Some others I would suggest:
"Feed My Frankenstein"-not sure which album this is from, but I got it from the "Wayne's World" soundtrack
"Millie And Billie"- a song from "From The Inside"-kind of upbeat with dark overtones. I particularly like the sound of a power saw at the end.
"Zombie Dance"- from his album "Dirty Diamonds"-this is DEFINITELY a Halloween song.
And, of course, his latest, "Keepin' Halloween Alive"
View attachment 10163


View attachment 10164


----------



## scarychery (Nov 22, 2006)

How about "Tag, you're it" from his Zipper Catches Skin album?


----------



## Badger (Feb 5, 2008)

How about _Poison_ or _House of Pain_?


----------



## Badger (Feb 5, 2008)

One other thing, have you checked to make sure it's legal to use these songs in a for-profit venture?

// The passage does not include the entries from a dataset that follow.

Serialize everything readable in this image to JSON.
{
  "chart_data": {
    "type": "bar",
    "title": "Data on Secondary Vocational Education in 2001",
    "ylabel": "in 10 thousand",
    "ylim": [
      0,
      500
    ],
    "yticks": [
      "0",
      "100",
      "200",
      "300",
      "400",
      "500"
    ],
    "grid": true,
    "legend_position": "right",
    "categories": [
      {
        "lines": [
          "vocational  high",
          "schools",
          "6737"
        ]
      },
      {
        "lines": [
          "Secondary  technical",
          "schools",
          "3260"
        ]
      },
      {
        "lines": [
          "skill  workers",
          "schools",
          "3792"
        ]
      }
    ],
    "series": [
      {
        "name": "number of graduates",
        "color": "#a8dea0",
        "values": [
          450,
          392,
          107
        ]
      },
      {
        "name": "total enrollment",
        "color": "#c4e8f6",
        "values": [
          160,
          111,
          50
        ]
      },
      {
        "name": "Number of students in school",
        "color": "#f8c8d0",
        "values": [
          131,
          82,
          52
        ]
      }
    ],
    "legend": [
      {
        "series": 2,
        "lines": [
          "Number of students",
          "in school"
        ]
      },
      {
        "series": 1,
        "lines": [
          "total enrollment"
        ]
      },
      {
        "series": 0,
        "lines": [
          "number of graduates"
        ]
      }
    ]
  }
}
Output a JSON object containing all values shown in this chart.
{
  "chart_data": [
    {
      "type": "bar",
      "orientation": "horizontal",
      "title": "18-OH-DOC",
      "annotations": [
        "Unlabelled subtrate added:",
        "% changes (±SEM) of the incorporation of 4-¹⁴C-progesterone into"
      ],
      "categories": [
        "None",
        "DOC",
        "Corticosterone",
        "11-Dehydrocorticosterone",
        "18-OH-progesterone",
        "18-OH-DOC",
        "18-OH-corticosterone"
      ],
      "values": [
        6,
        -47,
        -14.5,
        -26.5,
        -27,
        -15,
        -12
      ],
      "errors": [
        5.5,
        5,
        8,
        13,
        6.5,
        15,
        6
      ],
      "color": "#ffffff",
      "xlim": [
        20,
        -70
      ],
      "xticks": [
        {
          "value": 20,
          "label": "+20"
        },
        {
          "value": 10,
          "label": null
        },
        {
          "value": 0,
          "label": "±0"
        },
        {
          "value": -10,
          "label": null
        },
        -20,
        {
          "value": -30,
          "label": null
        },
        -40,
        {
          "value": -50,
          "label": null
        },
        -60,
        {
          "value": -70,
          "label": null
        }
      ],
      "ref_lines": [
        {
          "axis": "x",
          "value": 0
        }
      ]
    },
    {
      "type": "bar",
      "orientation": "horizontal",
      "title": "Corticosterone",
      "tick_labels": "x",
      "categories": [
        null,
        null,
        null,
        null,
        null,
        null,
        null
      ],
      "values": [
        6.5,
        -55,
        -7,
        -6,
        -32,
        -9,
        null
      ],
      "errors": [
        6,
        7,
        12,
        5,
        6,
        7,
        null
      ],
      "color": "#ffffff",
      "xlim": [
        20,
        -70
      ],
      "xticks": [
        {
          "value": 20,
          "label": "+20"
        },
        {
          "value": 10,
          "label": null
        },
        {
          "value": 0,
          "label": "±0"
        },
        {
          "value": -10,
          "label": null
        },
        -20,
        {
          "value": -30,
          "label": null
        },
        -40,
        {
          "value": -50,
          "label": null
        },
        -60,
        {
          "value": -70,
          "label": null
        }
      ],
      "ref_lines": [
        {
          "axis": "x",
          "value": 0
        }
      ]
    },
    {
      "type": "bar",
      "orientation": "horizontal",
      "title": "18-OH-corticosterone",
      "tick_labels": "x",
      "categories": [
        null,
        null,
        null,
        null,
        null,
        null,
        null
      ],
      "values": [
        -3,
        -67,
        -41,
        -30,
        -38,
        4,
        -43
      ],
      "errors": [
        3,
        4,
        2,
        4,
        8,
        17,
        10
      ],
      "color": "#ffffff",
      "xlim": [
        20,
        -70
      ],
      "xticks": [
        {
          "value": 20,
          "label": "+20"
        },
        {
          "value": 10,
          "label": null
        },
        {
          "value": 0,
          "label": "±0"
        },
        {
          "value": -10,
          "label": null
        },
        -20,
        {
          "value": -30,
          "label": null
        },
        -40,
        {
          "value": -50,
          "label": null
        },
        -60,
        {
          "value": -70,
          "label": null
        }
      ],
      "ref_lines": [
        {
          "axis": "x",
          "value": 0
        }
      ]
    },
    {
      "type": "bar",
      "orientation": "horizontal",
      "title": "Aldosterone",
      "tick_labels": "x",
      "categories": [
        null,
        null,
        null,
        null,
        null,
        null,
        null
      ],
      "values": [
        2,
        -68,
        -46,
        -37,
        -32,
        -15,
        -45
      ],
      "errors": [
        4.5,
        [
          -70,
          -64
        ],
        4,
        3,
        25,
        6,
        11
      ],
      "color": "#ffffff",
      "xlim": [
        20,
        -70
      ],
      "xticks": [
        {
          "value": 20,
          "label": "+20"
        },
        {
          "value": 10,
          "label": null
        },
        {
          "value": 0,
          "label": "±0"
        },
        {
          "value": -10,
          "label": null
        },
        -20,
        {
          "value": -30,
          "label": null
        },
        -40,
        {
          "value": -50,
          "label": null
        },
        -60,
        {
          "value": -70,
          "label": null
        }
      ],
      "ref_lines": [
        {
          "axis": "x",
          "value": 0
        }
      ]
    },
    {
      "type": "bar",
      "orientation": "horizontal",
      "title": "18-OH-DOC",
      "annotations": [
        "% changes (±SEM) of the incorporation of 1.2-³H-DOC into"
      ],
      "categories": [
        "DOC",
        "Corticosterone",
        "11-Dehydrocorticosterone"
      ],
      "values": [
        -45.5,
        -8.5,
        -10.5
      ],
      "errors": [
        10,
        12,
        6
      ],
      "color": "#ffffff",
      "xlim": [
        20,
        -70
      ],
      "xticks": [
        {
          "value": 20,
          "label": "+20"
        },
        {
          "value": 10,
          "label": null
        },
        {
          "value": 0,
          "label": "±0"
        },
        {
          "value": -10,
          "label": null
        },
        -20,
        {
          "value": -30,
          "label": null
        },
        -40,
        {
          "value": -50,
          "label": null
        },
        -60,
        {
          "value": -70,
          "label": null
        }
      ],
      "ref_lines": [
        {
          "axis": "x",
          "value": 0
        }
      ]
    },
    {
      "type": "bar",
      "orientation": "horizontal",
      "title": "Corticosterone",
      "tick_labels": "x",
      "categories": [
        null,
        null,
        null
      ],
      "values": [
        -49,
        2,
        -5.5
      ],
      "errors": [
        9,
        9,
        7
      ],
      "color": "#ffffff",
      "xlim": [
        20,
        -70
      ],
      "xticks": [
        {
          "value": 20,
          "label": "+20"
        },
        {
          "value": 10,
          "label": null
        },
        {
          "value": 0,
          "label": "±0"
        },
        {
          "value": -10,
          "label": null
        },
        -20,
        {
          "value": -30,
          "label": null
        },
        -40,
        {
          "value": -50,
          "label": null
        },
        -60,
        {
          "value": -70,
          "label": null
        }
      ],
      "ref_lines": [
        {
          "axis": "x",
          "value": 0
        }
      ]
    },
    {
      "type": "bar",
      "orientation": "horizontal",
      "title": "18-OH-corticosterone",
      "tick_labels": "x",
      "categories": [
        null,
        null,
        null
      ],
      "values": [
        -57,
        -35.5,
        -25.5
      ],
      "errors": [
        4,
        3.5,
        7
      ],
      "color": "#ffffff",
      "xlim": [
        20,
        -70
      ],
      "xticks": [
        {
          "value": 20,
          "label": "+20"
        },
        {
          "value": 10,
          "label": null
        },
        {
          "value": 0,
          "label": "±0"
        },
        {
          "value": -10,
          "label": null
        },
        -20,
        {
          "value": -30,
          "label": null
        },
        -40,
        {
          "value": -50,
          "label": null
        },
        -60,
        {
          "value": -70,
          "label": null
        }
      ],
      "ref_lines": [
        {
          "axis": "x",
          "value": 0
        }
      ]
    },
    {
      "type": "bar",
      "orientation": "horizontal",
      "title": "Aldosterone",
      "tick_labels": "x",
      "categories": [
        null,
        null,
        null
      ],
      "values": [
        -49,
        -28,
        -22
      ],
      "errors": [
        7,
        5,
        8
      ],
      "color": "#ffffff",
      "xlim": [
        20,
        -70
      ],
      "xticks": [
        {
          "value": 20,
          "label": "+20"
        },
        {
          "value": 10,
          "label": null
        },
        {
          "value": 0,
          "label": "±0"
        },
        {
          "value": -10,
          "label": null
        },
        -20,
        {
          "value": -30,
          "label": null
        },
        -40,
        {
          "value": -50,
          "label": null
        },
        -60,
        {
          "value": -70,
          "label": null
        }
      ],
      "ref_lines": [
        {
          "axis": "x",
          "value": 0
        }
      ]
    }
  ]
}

As a booker for a music club, I have to deal with licensing issues from time to time. 

You may want to check with an attorney to make sure it's all nice and legal to use copyrighted songs. I'd hate for you to get shut down or fined.


----------



## jimmy fish (Mar 22, 2010)

zipper catches skin? Hell just that title alone is terrifying!


----------



## ServantofTwilight (Apr 4, 2010)

I don't know which album it was on or it may only be on the soundtrack but back in 86 he did the theme song for Friday the 13th part 6 called, I believe, " He's back( The man behind the mask )".


----------